Re-identification is just too damned easy sometimes – and if your state is selling your “de-identified” health information, don’t be reassured – be worried.
Here’s the abstract of a study by Latanya Sweeney:
Alice goes to the hospital in the United States. Her doctor and health insurance company know the details ― and often, so does her state government. Thirty-three of the states that know those details do not keep the information to themselves or limit their sharing to researchers [1]. Instead, they give away or sell a version of this information, and often they’re legally required to do so. The states turn to you as a computer scientist, IT specialist, policy expert, consultant, or privacy officer and ask, are the data anonymous? Can anyone be identified? Chances are you have no idea whether real-world risks exist. Here is how I matched patient names to publicly available health data sold by Washington State, and how the state responded. Doing this kind of experiment helps improve data-sharing practices, reduce privacy risks, and encourage the development of better technological solutions.

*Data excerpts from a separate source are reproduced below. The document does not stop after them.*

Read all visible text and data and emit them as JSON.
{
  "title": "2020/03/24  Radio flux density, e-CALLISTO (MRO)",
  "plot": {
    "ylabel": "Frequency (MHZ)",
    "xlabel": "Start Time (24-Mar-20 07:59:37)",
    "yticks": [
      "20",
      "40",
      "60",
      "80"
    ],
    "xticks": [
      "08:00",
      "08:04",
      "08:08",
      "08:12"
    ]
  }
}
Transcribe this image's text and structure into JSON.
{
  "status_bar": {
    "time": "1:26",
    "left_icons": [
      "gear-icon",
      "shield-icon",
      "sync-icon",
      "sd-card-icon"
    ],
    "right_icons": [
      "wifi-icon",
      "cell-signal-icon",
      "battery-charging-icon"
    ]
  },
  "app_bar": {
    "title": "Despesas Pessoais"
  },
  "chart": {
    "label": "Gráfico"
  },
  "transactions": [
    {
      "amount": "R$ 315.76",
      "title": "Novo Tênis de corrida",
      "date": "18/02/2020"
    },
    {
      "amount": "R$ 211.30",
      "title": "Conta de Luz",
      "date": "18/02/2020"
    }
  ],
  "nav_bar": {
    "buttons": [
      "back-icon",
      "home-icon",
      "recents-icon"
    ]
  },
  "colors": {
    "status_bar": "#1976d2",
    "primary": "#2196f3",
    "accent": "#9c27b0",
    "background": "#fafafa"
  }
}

Results summary: The State of Washington sells a patient-level health dataset for $50. This publicly available dataset contained virtually all hospitalizations occurring in the state in a given year, including patient demographics, diagnoses, procedures, attending physician, hospital, a summary of charges, and how the bill was paid. It did not contain patient names or addresses (only five-digit ZIPs, which are U.S. postal codes). Newspaper stories printed in the state for the same year that contain the word “hospitalized” often included a patient’s name and residential information and explained why the person was hospitalized, such as a vehicle accident or assault. A close analysis of four archival news sources focused on Washington State activities from a single searchable news repository studied uniquely and exactly matched medical records in the state database for 35 of the 81 news stories found in 2011 (or 43 percent), thereby putting names to patient records. An independent third party verified that all of the matches were correct. In response to the re-identification of patients in its data, Washington State changed its way of sharing these data to create three levels of access. Anyone can download tabular summaries. Anyone can pay $50 and complete a data-use agreement to receive a redacted version of the data. However, access to all the fields provided prior to this experiment are now limited to applicants who qualify through a review process.
Reference:
Sweeney L. Only You, Your Doctor, and Many Others May Know. Technology Science. 2015092903. September 29, 2015. http://techscience.org/a/2015092903
The full paper is available for free download at that url.